Implementation of the final regulations would have a direct, immediate effect only on Medicare physicians who get paid using the new APMs, but because Medicare is so big and has so much influence on how the rest of the U.S. health care system, the decision could eventually have an indirect effect on how Medicaid plans, individual commercial policies and even commercial group plans operate.
Dr. Jay Kaplan, president of the American College of Emergency Physicians, wrote in a letter sent to CMS in November that leaving the uncompensated care burden out of new types of Medicare reimbursement arrangements could hurt some types of physicians more than others.
Hospital emergency departments and emergency physicians, for example, “incur unique financial risks due to higher rates of uncompensated care,” Kaplan wrote at the time.
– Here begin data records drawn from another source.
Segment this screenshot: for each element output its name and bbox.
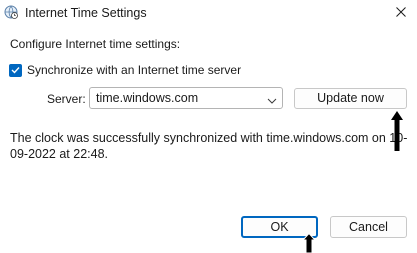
checkmark-icon [11, 67, 20, 74]
arrow-up-icon [301, 232, 317, 253]
cancel-button[interactable]: Cancel [330, 216, 407, 238]
server-label: Server: [47, 92, 86, 106]
update-now-button[interactable]: Update now [294, 88, 407, 109]
window-title: Internet Time Settings [25, 6, 147, 20]
sync-status-text: The clock was successfully synchronized … [10, 131, 408, 161]
close-icon [396, 6, 406, 20]
server-dropdown[interactable]: time.windows.com [89, 87, 283, 109]
arrow-up-icon [390, 110, 404, 152]
close-button[interactable] [385, 0, 417, 26]
intro-text: Configure Internet time settings: [10, 37, 181, 51]
sync-checkbox[interactable] [9, 63, 22, 77]
sync-option[interactable]: Synchronize with an Internet time server [9, 63, 241, 77]
chevron-down-icon [267, 94, 277, 104]
sync-checkbox-label: Synchronize with an Internet time server [27, 63, 242, 77]
internet-time-settings-dialog: Internet Time Settings Configure Interne… [0, 0, 417, 253]
server-value: time.windows.com [96, 91, 199, 105]
title-bar: Internet Time Settings [0, 0, 417, 26]
clock-globe-icon [4, 5, 18, 19]
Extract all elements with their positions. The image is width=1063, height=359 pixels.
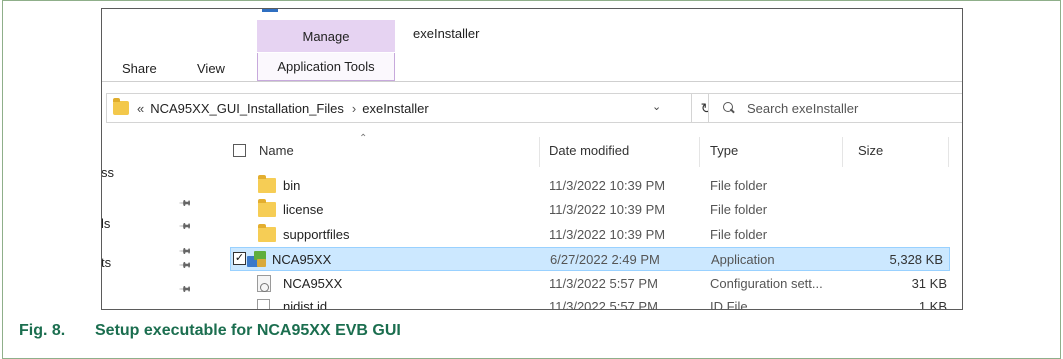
quick-access-icon[interactable]: [262, 9, 278, 12]
file-type: Application: [711, 252, 775, 267]
overflow-chevron-icon[interactable]: «: [137, 101, 144, 116]
breadcrumb-separator-icon[interactable]: ›: [352, 101, 356, 116]
file-size: 31 KB: [911, 276, 947, 291]
application-tools-label: Application Tools: [277, 59, 375, 74]
column-divider[interactable]: [539, 137, 540, 167]
ribbon-divider: [102, 81, 962, 82]
column-header-name[interactable]: Name: [259, 143, 294, 158]
column-divider[interactable]: [948, 137, 949, 167]
tab-manage[interactable]: Manage: [257, 20, 395, 52]
file-row-license[interactable]: license 11/3/2022 10:39 PM File folder: [231, 198, 951, 222]
chevron-down-icon[interactable]: ⌄: [652, 100, 661, 113]
manage-tab-label: Manage: [302, 28, 350, 44]
breadcrumb-exeinstaller[interactable]: exeInstaller: [362, 101, 428, 116]
file-row-supportfiles[interactable]: supportfiles 11/3/2022 10:39 PM File fol…: [231, 223, 951, 247]
column-divider[interactable]: [842, 137, 843, 167]
figure-number: Fig. 8.: [19, 322, 66, 339]
search-box[interactable]: [708, 93, 962, 123]
file-name: license: [283, 202, 324, 217]
file-name: NCA95XX: [283, 276, 343, 291]
breadcrumb-nca95xx-gui-installation-files[interactable]: NCA95XX_GUI_Installation_Files: [150, 101, 344, 116]
column-divider[interactable]: [699, 137, 700, 167]
nav-item-partial[interactable]: ls: [102, 216, 110, 231]
tab-view[interactable]: View: [197, 61, 225, 76]
file-type: File folder: [710, 202, 768, 217]
file-date: 6/27/2022 2:49 PM: [550, 252, 660, 267]
nav-item-partial[interactable]: ss: [102, 165, 114, 180]
figure-caption: Fig. 8. Setup executable for NCA95XX EVB …: [19, 322, 401, 340]
file-size: 5,328 KB: [889, 252, 944, 267]
file-icon: [257, 299, 270, 309]
application-icon: [247, 251, 267, 268]
file-date: 11/3/2022 5:57 PM: [549, 299, 658, 310]
window-title: exeInstaller: [413, 26, 480, 41]
sort-up-icon: ⌃: [359, 133, 368, 144]
column-header-type[interactable]: Type: [710, 143, 738, 158]
file-type: ID File: [710, 299, 748, 310]
ribbon-tabs: Share View Application Tools: [102, 53, 962, 81]
folder-icon: [258, 199, 276, 217]
search-icon: [723, 102, 735, 114]
file-date: 11/3/2022 10:39 PM: [549, 178, 666, 193]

In theory, new Medicare pay rules that leave uncompensated care out of reimbursement arrangements could make specialties such as emergency care and urgent care less attractive, and specialties that give physicians more time to analyze incoming patients’ finances more attractive.

Congress created the MACRA Medicare physician payment fight to kill the old sustainable growth rate payment fights. (Photo: Thinkstock)
Out with SGR, in with APMs
Physicians provide some uncompensated care because they consciously agree to treat uninsured or underinsured patients for free.